Furthermore, delirium may also add to the difficulty in assessing this demographic of injured patients in the emergency department. Delirium affects up to 10 % of elderly patients in the emergency department and can confound assessment of these patients. Delirium is often the first presentation of sepsis in the elderly and is unrecognized which may lead to an increase in mortality [14]. As early sepsis can result in falls and therefore traumatic injuries, sepsis screening in the emergency department should be implemented early in these patients [35].
Once admitted to the hospital, geriatric patients pose a unique challenge to the trauma service due to their abnormal response to shock and injury. Bradburn et al. established a geriatric protocol that significantly reduced mortality in their patient population. The protocol included a geriatric consultation, a lactate level, arterial blood gas, and echocardiogram [36]. An additional study by Lenartowicz et al. showed that a proactive geriatric consultation resulted in decreased delirium and discharges to long-term care facilities [37].
In a large series of elderly patients, mortality was demonstrated to correlate closely with ISS. It was also influenced by blood and fluid requirements as well as the GCS score. Regression analysis revealed that ISS predicted adult respiratory distress syndrome, pneumonia, sepsis, and gastrointestinal complications; fluid transfusion predicted myocardial infarction; and need for surgery and transfusion requirements predicted sepsis. These complications, in turn, were significant risk factors for mortality [20].

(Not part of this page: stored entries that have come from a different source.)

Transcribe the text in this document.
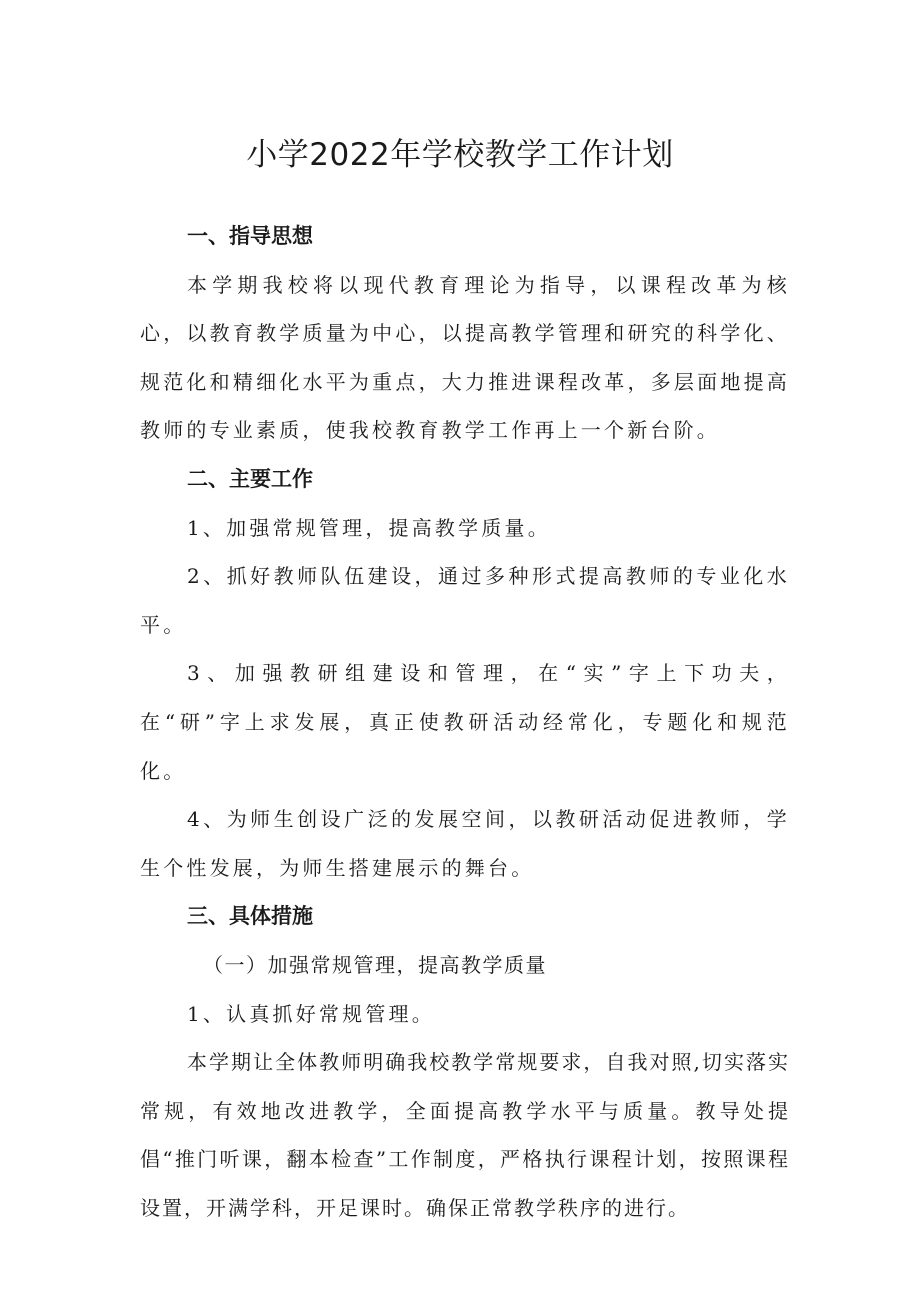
小学2022年学校教学工作计划
一、指导思想

本学期我校将以现代教育理论为指导，以课程改革为核心，以教育教学质量为中心，以提高教学管理和研究的科学化、规范化和精细化水平为重点，大力推进课程改革，多层面地提高教师的专业素质，使我校教育教学工作再上一个新台阶。

二、主要工作

1、加强常规管理，提高教学质量。

2、抓好教师队伍建设，通过多种形式提高教师的专业化水平。

3、加强教研组建设和管理，在“实”字上下功夫，在“研”字上求发展，真正使教研活动经常化，专题化和规范化。

4、为师生创设广泛的发展空间，以教研活动促进教师，学生个性发展，为师生搭建展示的舞台。

三、具体措施

（一）加强常规管理，提高教学质量

1、认真抓好常规管理。

本学期让全体教师明确我校教学常规要求，自我对照,切实落实常规，有效地改进教学，全面提高教学水平与质量。教导处提倡“推门听课，翻本检查”工作制度，严格执行课程计划，按照课程设置，开满学科，开足课时。确保正常教学秩序的进行。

Early Inpatient Rehabilitation
Weakness associated with impaired function is commonplace in the injured elderly. Admission to the intensive care unit (ICU) often results in increased muscle weakness, and the need for short- and long-term rehabilitation is frequent. Implementing early physical therapy in the ICU can result in increased strength as well as decreased length of ICU and hospital stay. More importantly, preventing core muscle wasting and preserving strength can reduce mortality [38].